About
About B.E.N.
B.E.N. is a pen name.
Behind it is a European living in the United States - an MIT graduate who works in Product at one of the world’s largest technology companies, where he helps deploy generative AI models to hundreds of millions of customers.
He writes under a pseudonym not out of fear, but out of principle. These essays are meant to stand on the strength of their arguments, not on the authority of a name or a title. The ideas should be judged on their merits, not on who holds them.
His day job puts him at the center of the AI revolution. He sees, firsthand, how these models are built, how they are deployed, and what they do to the people and organizations that adopt them.

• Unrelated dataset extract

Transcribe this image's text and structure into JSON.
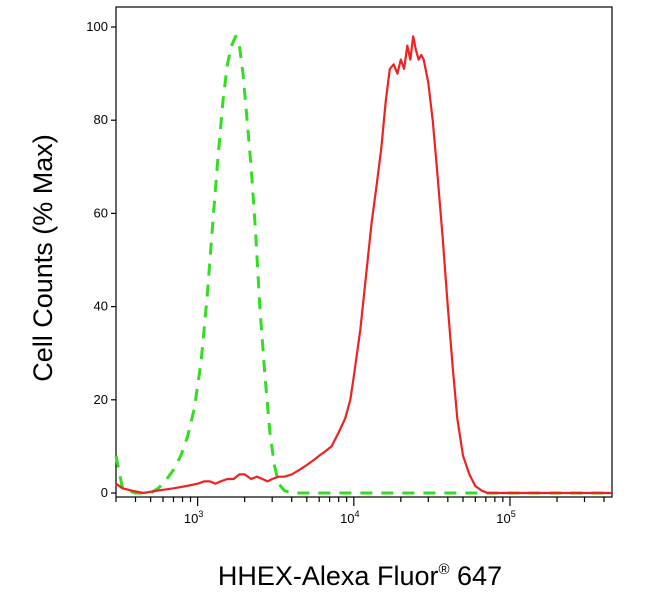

He also sees what the public conversation about AI misses - the structural forces, the institutional failures, the slow-moving crises that no one is talking about because everyone is busy arguing about the fast-moving ones.
These essays are his attempt to say what he cannot say from inside the machine.
About This Project
Shades of Singularity began as a private exercise - an attempt to organize a set of concerns that did not fit neatly into any existing framework. The AI conversation is dominated by two camps: those who see limitless promise and those who see existential risk. Both are right. Neither is sufficient.
What is missing is the institutional lens - the question of how societies, nations, and civilizations will absorb a technology that moves faster than any governance structure ever built. These essays apply that lens, drawing on the tradition of Alexander Hamilton, who understood that the design of institutions determines the fate of nations.
Hamilton built institutions - a central bank, a federal judiciary, a national debt - that shaped American life for centuries. We face a similar moment. The institutions we build (or fail to build) in the next decade will determine whether AI serves humanity or merely those who control it.
These essays do not pretend to have all the answers. They aim to ask better questions.